Dear Community Members, Partners, Supporters, & Advocates,
My name is Jacqueline Thanh, and it is an honor to write to you as the Executive Director of VAYLA New Orleans. I am deeply humbled and absolutely honored to continue raising awareness on issues facing our community and building capacity for progress. Our mission to empower youth and families in New Orleans is more important than ever and will be accomplished with your continued involvement and support.
I am excited to bring over a decade of expertise in intersectional direct services and advocacy work that has encompassed bilingual youth and family services as well as survivor advocacy. I know first hand that the investment in socio-emotional health alongside education and vocational access for our youth are what sustain and progress the foundation of our civic engagement as a community. As a daughter of Vietnamese boat people, I am proud to have been raised by a community of refugees. As a first-generation college graduate, clinically trained social worker, and human rights activist--I am the fruition of leadership and community investment.
I’d also like to take a moment to share with you one of the first thoughts that crossed my mind as I accepted this position: Storms only make trees take deeper roots. Storms have passed. And the roots for the youth and community here in New Orleans East are stronger than ever.
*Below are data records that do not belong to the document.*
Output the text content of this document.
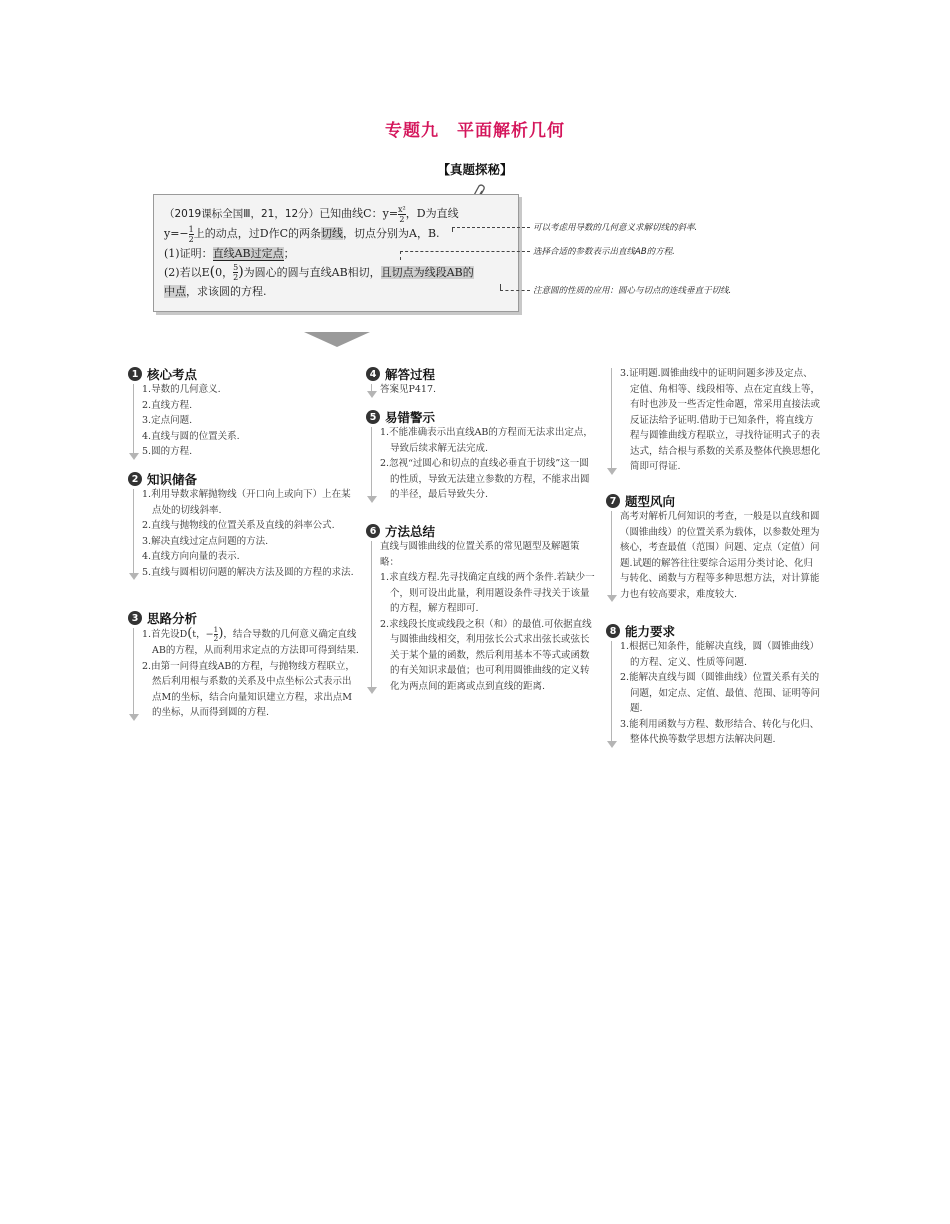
专题九　平面解析几何
【真题探秘】
（2019课标全国Ⅲ，21，12分）已知曲线C：$y= \frac{\text{x²}}{2}$ ，D为直线
$y=- \frac{1}{2}$ 上的动点，过D作C的两条切线，切点分别为A，B.
(1)证明：直线AB过定点；
(2)若以E(0， $\frac{5}{2}$ )为圆心的圆与直线AB相切，且切点为线段AB的
中点，求该圆的方程.
可以考虑用导数的几何意义求解切线的斜率.
选择合适的参数表示出直线AB的方程.
注意圆的性质的应用：圆心与切点的连线垂直于切线.
1 核心考点
1.导数的几何意义.
2.直线方程.
3.定点问题.
4.直线与圆的位置关系.
5.圆的方程.
2 知识储备
1.利用导数求解抛物线（开口向上或向下）上在某点处的切线斜率.
2.直线与抛物线的位置关系及直线的斜率公式.
3.解决直线过定点问题的方法.
4.直线方向向量的表示.
5.直线与圆相切问题的解决方法及圆的方程的求法.
3 思路分析
1.首先设D(t，− $\frac{1}{2}$ )，结合导数的几何意义确定直线AB的方程，从而利用求定点的方法即可得到结果.
2.由第一问得直线AB的方程，与抛物线方程联立，然后利用根与系数的关系及中点坐标公式表示出点M的坐标，结合向量知识建立方程，求出点M的坐标，从而得到圆的方程.
4 解答过程
答案见P417.
5 易错警示
1.不能准确表示出直线AB的方程而无法求出定点，导致后续求解无法完成.
2.忽视“过圆心和切点的直线必垂直于切线”这一圆的性质，导致无法建立参数的方程，不能求出圆的半径，最后导致失分.
6 方法总结
直线与圆锥曲线的位置关系的常见题型及解题策略：
1.求直线方程.先寻找确定直线的两个条件.若缺少一个，则可设出此量，利用题设条件寻找关于该量的方程，解方程即可.
2.求线段长度或线段之积（和）的最值.可依据直线与圆锥曲线相交，利用弦长公式求出弦长或弦长关于某个量的函数，然后利用基本不等式或函数的有关知识求最值；也可利用圆锥曲线的定义转化为两点间的距离或点到直线的距离.
3.证明题.圆锥曲线中的证明问题多涉及定点、定值、角相等、线段相等、点在定直线上等，有时也涉及一些否定性命题，常采用直接法或反证法给予证明.借助于已知条件，将直线方程与圆锥曲线方程联立，寻找待证明式子的表达式，结合根与系数的关系及整体代换思想化简即可得证.
7 题型风向
高考对解析几何知识的考查，一般是以直线和圆（圆锥曲线）的位置关系为载体，以参数处理为核心，考查最值（范围）问题、定点（定值）问题.试题的解答往往要综合运用分类讨论、化归与转化、函数与方程等多种思想方法，对计算能力也有较高要求，难度较大.
8 能力要求
1.根据已知条件，能解决直线，圆（圆锥曲线）的方程、定义、性质等问题.
2.能解决直线与圆（圆锥曲线）位置关系有关的问题，如定点、定值、最值、范围、证明等问题.
3.能利用函数与方程、数形结合、转化与化归、整体代换等数学思想方法解决问题.
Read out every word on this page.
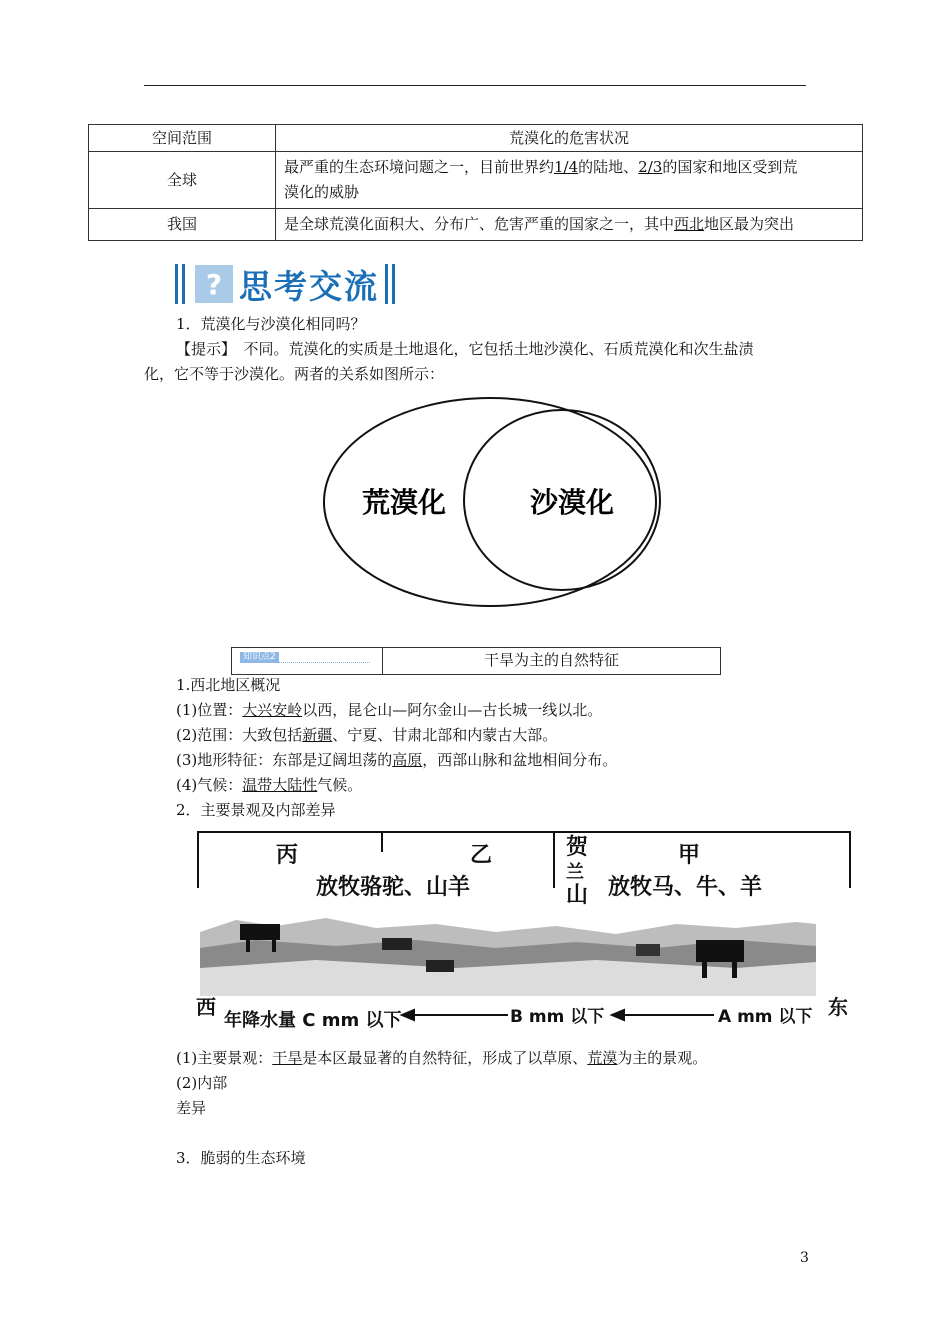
空间范围	荒漠化的危害状况
全球	最严重的生态环境问题之一，目前世界约1/4的陆地、2/3的国家和地区受到荒
漠化的威胁
我国	是全球荒漠化面积大、分布广、危害严重的国家之一，其中西北地区最为突出
? 思考交流
1．荒漠化与沙漠化相同吗？
【提示】　不同。荒漠化的实质是土地退化，它包括土地沙漠化、石质荒漠化和次生盐渍
化，它不等于沙漠化。两者的关系如图所示：
荒漠化	沙漠化
知识点2	干旱为主的自然特征
1.西北地区概况
(1)位置：大兴安岭以西，昆仑山—阿尔金山—古长城一线以北。
(2)范围：大致包括新疆、宁夏、甘肃北部和内蒙古大部。
(3)地形特征：东部是辽阔坦荡的高原，西部山脉和盆地相间分布。
(4)气候：温带大陆性气候。
2．主要景观及内部差异
丙	乙	贺
兰
山
甲
放牧骆驼、山羊	放牧马、牛、羊
西
年降水量 C mm 以下	B mm 以下	A mm 以下 东
(1)主要景观：干旱是本区最显著的自然特征，形成了以草原、荒漠为主的景观。
(2)内部
差异
3．脆弱的生态环境
3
VAYLA is a sacred space that does something truly profound, we hold challenging and complex conversations around trauma, our environment, and access to opportunities. These conversations are put into action through programmatic work alongside community led campaigns so that we are able to support and nurture our young people; ensuring that they become leaders who organize and act on behalf of themselves and their communities. VAYLA will continue to be the space for a deliberate alignment of intention and impact as we work across racial, cultural, and generational lines in an ever-changing landscape to foster resilience.
Resiliency is an understanding that extends beyond the systems of oppression--who WE are is powerful. We are here. We count. Our voices matter. I witness that spark of truth in every youth, elder, and community member I have encountered in New Orleans. I look forward to organizing pathways to leadership for our youth and the next generation through fighting for equity and access.